Why a US-Italy Global Affairs Forum?

USITF

Monday, November 05, 2012

Current talk of a US “pivot” toward Asia and away from Europe is nothing new, and is best taken with a grain of salt. The United States and Europe, despite some differences over specific policy issues, are basically joined at the hip, economically and politically. Just look at how the US stock markets fluctuate in response to economic news from Europe. And when it comes to international political and security challenges, whether it’s peacekeeping in Afghanistan or trying to prevent Iran from going nuclear, the US and its European allies are always together.  No surprise that the governments and the private sectors on the two sides of the Atlantic have plenty of busy channels of communication.


On the other hand, channels for dialogue between the US and European publics on the main challenges of the day seem to be in short supply. The US-Italy Global Affairs Forum aims to provide a setting in which Italians and Americans, and anyone else with an interest in the US-European relationship, can meet to learn more and exchange ideas about the international scene. Our events are pitched for people who follow the international news, who read the commentary and analysis, but are not necessarily experts or professionals in foreign affairs. The diverse members of transatlantic civil society need places to reflect together on the way ahead in an increasingly complex and challenging world, and then go back to their workplaces and social circles to keep the conversation going.

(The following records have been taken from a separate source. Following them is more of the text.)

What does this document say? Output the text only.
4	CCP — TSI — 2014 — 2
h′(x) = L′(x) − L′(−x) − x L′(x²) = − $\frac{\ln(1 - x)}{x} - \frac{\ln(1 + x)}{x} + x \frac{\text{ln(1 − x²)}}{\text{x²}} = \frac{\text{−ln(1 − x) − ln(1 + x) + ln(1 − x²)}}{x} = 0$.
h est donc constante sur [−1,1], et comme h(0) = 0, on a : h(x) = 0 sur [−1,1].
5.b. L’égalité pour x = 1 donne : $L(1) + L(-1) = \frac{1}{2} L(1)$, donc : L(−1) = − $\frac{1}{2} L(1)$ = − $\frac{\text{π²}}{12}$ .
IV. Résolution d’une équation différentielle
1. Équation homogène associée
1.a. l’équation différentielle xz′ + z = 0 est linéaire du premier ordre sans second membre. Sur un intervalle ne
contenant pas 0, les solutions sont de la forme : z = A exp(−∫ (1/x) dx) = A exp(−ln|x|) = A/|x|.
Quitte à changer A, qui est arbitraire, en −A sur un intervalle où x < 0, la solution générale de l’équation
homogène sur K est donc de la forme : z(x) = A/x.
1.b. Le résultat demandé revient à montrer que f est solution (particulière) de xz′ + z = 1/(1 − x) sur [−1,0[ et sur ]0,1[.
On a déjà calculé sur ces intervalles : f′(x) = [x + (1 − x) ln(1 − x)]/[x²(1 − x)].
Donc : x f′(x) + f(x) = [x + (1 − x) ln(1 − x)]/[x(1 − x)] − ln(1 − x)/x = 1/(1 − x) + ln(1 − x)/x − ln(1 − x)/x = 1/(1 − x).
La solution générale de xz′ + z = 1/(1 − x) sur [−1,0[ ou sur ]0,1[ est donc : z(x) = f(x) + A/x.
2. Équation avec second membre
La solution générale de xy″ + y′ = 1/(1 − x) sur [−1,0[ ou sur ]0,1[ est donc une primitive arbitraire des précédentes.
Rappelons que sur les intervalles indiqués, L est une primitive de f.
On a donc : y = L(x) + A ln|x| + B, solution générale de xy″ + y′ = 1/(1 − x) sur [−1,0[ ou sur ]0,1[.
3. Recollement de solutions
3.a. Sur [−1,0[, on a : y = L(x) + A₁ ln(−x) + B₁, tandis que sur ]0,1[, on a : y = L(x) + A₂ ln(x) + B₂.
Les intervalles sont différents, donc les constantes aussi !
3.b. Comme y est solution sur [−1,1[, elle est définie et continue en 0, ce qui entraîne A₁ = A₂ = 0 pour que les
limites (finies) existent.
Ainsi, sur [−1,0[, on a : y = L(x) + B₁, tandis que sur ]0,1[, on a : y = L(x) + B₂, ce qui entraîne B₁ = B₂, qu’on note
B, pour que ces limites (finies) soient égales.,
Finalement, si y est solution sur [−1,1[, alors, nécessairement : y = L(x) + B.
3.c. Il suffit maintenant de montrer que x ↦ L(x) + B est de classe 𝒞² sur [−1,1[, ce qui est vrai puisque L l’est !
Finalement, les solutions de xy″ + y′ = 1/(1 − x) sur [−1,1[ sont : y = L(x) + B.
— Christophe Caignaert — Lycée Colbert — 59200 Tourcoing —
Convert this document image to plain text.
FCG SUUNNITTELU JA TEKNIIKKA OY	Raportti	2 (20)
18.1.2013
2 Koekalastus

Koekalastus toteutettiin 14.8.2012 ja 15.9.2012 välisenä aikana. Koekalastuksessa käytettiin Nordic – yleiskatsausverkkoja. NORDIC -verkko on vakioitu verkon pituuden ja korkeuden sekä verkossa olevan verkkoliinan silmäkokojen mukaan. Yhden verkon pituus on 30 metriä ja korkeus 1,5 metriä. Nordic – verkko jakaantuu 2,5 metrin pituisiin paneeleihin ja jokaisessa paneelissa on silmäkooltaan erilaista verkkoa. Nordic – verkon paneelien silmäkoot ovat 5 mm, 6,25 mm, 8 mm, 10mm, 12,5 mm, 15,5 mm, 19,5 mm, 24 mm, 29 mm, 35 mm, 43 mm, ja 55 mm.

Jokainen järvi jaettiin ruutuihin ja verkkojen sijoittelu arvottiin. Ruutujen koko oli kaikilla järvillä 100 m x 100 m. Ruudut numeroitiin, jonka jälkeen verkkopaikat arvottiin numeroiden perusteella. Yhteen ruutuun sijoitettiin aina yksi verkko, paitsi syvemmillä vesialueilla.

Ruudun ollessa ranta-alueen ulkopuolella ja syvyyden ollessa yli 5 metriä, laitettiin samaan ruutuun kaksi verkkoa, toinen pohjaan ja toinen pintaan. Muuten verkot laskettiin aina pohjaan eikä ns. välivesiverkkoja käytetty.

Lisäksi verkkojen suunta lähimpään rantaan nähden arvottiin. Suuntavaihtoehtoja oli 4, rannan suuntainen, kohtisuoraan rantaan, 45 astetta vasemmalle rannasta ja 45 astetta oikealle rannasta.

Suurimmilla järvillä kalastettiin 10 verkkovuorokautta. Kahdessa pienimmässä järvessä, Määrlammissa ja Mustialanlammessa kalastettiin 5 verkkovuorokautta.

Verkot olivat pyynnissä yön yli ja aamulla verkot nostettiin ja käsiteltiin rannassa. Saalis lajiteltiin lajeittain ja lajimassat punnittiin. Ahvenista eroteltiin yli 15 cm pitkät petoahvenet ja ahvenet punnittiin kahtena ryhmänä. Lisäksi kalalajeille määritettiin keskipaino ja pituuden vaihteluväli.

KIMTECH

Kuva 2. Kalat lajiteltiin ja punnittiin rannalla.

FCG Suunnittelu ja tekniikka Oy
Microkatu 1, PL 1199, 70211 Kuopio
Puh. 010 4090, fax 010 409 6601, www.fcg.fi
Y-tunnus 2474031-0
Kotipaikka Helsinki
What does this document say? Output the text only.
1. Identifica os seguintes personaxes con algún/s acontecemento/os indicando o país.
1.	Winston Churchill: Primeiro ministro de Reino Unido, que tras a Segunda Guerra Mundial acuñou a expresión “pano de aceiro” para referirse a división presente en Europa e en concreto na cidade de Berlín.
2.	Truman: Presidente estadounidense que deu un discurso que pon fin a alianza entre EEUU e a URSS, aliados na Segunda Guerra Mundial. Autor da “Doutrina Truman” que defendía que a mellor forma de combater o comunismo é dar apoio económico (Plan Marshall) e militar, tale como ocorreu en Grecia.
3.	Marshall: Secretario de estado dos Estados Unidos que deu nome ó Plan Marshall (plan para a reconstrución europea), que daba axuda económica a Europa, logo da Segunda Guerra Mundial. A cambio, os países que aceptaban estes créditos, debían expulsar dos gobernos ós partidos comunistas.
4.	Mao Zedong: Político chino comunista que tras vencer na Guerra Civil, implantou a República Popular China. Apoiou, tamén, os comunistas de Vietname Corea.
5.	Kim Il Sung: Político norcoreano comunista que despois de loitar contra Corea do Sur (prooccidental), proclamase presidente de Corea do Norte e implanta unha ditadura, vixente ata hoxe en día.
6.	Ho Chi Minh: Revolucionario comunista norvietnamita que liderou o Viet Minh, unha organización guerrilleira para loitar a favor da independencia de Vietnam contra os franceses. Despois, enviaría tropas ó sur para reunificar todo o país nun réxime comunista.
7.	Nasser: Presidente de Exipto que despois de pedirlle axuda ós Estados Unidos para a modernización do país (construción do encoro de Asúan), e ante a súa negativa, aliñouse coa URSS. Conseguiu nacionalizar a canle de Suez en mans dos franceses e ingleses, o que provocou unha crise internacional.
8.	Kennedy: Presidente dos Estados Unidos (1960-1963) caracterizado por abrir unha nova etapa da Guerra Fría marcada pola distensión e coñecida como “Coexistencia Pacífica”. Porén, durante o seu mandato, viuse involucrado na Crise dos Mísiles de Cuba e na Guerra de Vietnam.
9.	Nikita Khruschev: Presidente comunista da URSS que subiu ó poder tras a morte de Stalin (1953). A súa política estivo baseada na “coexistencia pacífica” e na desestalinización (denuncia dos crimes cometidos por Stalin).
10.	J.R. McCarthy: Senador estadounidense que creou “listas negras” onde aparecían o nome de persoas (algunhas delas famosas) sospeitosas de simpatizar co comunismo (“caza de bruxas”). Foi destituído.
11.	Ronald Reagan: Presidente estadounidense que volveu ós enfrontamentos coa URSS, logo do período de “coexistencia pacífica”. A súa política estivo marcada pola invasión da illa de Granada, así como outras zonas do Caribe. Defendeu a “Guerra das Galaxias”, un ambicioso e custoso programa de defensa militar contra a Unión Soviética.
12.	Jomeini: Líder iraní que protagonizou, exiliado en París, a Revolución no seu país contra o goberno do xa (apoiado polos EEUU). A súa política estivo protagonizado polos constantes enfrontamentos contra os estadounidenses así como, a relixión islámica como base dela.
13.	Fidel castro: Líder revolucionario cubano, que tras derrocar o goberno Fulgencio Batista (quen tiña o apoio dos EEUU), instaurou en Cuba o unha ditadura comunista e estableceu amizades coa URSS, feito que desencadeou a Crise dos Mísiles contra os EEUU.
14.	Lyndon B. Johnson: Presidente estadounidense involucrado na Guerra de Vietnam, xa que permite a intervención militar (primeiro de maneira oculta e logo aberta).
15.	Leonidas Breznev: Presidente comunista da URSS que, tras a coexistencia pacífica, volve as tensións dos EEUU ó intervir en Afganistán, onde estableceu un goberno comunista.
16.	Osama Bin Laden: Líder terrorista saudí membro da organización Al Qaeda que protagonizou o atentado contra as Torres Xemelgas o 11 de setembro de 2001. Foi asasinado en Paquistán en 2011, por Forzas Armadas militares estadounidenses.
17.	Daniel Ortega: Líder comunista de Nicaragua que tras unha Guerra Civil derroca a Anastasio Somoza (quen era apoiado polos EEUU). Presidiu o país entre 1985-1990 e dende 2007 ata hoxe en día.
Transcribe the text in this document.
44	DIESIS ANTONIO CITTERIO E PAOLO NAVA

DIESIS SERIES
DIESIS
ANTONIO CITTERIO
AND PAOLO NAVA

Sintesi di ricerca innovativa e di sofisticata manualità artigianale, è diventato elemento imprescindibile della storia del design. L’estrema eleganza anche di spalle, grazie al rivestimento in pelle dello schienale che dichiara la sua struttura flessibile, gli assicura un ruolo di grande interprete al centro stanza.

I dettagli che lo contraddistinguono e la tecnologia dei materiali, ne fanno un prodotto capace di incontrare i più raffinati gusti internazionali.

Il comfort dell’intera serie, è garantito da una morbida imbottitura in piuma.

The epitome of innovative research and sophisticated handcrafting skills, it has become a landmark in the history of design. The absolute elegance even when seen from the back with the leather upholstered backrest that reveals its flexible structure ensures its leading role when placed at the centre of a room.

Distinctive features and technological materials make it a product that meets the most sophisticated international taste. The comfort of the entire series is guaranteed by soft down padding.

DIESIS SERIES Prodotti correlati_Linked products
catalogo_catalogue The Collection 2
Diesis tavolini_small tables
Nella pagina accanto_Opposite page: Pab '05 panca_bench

The US-Italy Global Affairs Forum draws its inspiration in part from the discussion groups created in Italy around the Italian foreign affairs journal Limes (LEE-mes, Latin for “border”) founded in the early post-Cold War period.  Creating venues for genuine give-and-take on difficult international issues, divorced from the official pronouncements of political parties, was a pretty radical initiative in Italy, but the success of this effort reflected a hunger in civil society for in-depth, non-ideological discussion. Another crucial source of inspiration and support is Italians in DC, an organization devoted to connecting Italians and italophiles in the Washington area on the basis of shared interests.  The presence here of so many enterprising and forward-looking Italians, many of them completing their studies or beginning their professional lives, makes DC the perfect place for the US-Italy dialogue we are seeking to promote.


The Center for Transatlantic Relations at the Johns Hopkins University was kind enough to host and sponsor our inaugural event on July 18, entitled “Nuclear Proliferation – A Transatlantic Perspective,” which looked at the major proliferation challenges of today, the role of transatlantic cooperation in facing those challenges, Italy’s specific contributions to reducing weapons of mass destruction threats, and the collaboration between US and Italian scholars in the Nonproliferation International History Project, who are bringing to light key aspects of nuclear history that have policy relevance today. A large and well-informed public came to hear our speakers, from the Department of State, the James Martin Center for Nonproliferation Studies, and the Wilson Center, and then engaged in a lively debate.  (Details are available athttp://transatlantic.sais-jhu.edu/events/2012/Nuclear%20Proliferation/Nuclear%20Proliferation ) It was a good start, and we look forward to more events on the challenges that Europeans and Americans will need to face in the coming years.